This 17th Century Woman Took Down Ten of her Abenaki Captor’s and Became a Legend

This 17th Century Woman Took Down Ten of her Abenaki Captor’s and Became a Legend

Larry Holzwarth - September 1, 2019

This 17th Century Woman Took Down Ten of her Abenaki Captor’s and Became a Legend
Hannah’s tale of her escape became a legend on the frontier, though her treatment while in captivity was seldom discussed. Wikimedia

12. Hannah’s own story describing her captivity was never fully told

Hannah Duston left her story behind with Cotton Mather, Samuel Sewall, and through her husband with the Massachusetts Legislature, but she never recorded it on her own, and in the retellings known to history she did not recount her treatment by the Indians who held her in captivity, beyond those related to her escape. However, in May 1724 a letter was presented to her church elders in Haverhill, asking that she be given status as a full member of the congregation. Her express purpose was to be allowed to take communion and to offer her confession. The letter, likely composed by another member of the church and possibly by the minister himself contains a brief passage describing her captivity.

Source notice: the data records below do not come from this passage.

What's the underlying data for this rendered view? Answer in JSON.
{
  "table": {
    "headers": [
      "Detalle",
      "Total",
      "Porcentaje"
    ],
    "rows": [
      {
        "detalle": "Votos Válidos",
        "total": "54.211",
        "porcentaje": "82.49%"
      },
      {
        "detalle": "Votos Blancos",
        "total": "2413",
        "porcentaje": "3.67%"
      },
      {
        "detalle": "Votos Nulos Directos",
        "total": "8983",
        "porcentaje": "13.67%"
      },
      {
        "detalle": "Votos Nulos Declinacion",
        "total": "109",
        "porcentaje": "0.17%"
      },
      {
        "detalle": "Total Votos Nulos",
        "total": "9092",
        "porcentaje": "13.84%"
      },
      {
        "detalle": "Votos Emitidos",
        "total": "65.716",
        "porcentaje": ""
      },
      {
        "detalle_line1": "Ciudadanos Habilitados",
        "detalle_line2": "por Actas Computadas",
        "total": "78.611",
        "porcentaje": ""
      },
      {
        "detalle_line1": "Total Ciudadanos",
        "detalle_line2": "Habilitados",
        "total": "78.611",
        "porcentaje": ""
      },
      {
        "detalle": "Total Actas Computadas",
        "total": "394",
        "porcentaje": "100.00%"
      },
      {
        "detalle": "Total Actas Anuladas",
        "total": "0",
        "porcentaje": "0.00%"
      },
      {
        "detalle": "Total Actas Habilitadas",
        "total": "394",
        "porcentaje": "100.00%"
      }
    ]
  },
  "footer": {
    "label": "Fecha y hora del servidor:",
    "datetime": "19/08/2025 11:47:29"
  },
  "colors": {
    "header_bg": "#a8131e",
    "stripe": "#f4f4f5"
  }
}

“I am Thankful for my Captivity,” she wrote, or rather dictated. “[T]was the Comfortablest time that I ever had; In my Affliction, God made his Word Comfortable to me.” She also claimed that she remembered the 43rd Psalm, and that, “…those words came to my mind”. Beyond that she had no further comment on the event which led to her using a tomahawk – in effect a small axe – to bash in the skulls of several humans, most of them children. Nor did she express any regret nor remorse. Hannah was granted her request and received the full covenant of the church. The statue later erected in her honor, said to be the first ever erected for a woman in the land which is now the United States, stands on the site of the church. The church itself was razed, but the letter remains in the hands of the Haverhill Historical Society.